First DeepSeek-OCR working implementation #7

bluebread · 2025-11-29T03:02:56Z

@sfallah Working towards finishing debugging the vision model and a first functionable implementation for DeepSeek-OCR this weekend. We've made a lot of progress!!

Edit: I finished debugging, and everything magically works! Going to debug other modes next. FYI: The interpolation algorithm used in llama.cpp doesn't quite align with PyTorch's version and can produce slightly different results. It can be confusing when you cares about the correctness.

Changes

Replaced manual multi-head attention with ggml_flash_attn_ext in the SAM encoder
Replaced manual linear interpolation in get_rel_pos with bilinear interpolation hack (by reshaping tensor to [*, 1, C])
Currently forcing all DeepseekOCR vision tensors to F32 for numerical stability during development
Added debugging utilities in clip-impl.h e.g. print_tensor_info, print_tensor_sum, save_tensor_to_file

Bug Fixes

Fixed incorrect residual connections in SAM
Fixed image preprocessing to use proper background color for padding
Fixed blocks output not being passed to downsampling neck
Fixed rel_pos_resized not being used in get_rel_pos
Fixed bicubic interpolation logic by adding proper permute operations before/after interpolation
Added F16 type assertion for flash attention masks to catch type mismatches early (debugging this cost me a day...)
Fixed the calculation of the expected number of vision tokens (previously hardcoded)

bluebread · 2025-11-30T04:46:36Z

@sfallah Could you please update this branch with the main repository? They've added bicubic interpolation support for cuda/vulkan backends in ggml-org#17022, which we need for SAM.

…f/deepseek-ocr

sfallah · 2025-11-30T11:50:00Z

@bluebread
I have merged master into my branch!
I will review your PR.

…rol & all native resolution modes work

bluebread · 2025-11-30T17:26:01Z

@sfallah I've added an argument --dsocr-mode to llama-mtmd-cli (though I'm not sure if this will be accepted by the maintainers) and debugged the native resolution modes. I'm gonna debug the gundam modes tomorrow, so I'm temporarily converting this PR to draft and will reopen it once all modes pass tests.
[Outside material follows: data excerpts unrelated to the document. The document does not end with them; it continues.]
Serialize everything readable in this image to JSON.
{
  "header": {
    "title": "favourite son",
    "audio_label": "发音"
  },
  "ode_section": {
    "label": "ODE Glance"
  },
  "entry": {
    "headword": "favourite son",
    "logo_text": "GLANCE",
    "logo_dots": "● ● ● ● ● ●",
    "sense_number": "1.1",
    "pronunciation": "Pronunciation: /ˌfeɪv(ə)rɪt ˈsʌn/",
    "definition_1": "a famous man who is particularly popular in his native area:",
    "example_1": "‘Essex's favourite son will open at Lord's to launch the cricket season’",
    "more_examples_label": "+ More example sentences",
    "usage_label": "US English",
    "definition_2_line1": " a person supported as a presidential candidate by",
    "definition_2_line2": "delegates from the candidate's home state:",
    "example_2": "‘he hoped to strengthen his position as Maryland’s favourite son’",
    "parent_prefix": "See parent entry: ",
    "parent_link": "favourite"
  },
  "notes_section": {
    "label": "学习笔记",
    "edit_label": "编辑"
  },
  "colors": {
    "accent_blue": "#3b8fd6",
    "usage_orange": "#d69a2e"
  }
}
Here is my testing command:

 ./build/bin/llama-mtmd-cli -m /root/DeepSeek-OCR/DeepSeek-OCR-64x550M-F16.gguf --mmproj /root/DeepSeek-OCR/mmproj-DeepSeek-OCR-F16.gguf --image /root/tensor_files/treewisdom-1024.png -p "Free OCR" --chat-template deepseek -sm none -c 8192 --temp 0.0  --dsocr-mode tiny

FYI: DeepSeek-OCR (the original model in PyTorch, not ours) doesn't seem to work with the testing picture in tools/mtmd. I guess it's because DeepSeek-OCR wasn't trained on images like that, probably? Perhaps you could take a look when you have some free time. BTW, should we add DeepSeek-OCR support to llama-server as well?

sfallah · 2025-12-01T08:34:07Z

@bluebread
great job!
I am just testing your branch.
With regard to --dsocr-mode I think it will be simpler and more user-friendly to just use image-sizes like 640,1024,1280 instead of modes.

bluebread · 2025-12-01T09:15:12Z

@sfallah Thanks! I'm not sure if the model was trained for arbitrary image size or not. Another issue is that it would be less intuitive for users to switch from native resolutions to gundam modes or auto mode selection. I'll probably leave this design decision to the maintainers. BTW today I found that img_tool likely adopts a different bicubic interpolation algorithm from GGML/PyTorch ones. This should explain the numerical instability and why it doesn't work well as the original model, e.g. it cannot recognize the title and authors on the cover of DeepSeek-OCR paper (although it can extract the abstract). I'll work on fixing this later.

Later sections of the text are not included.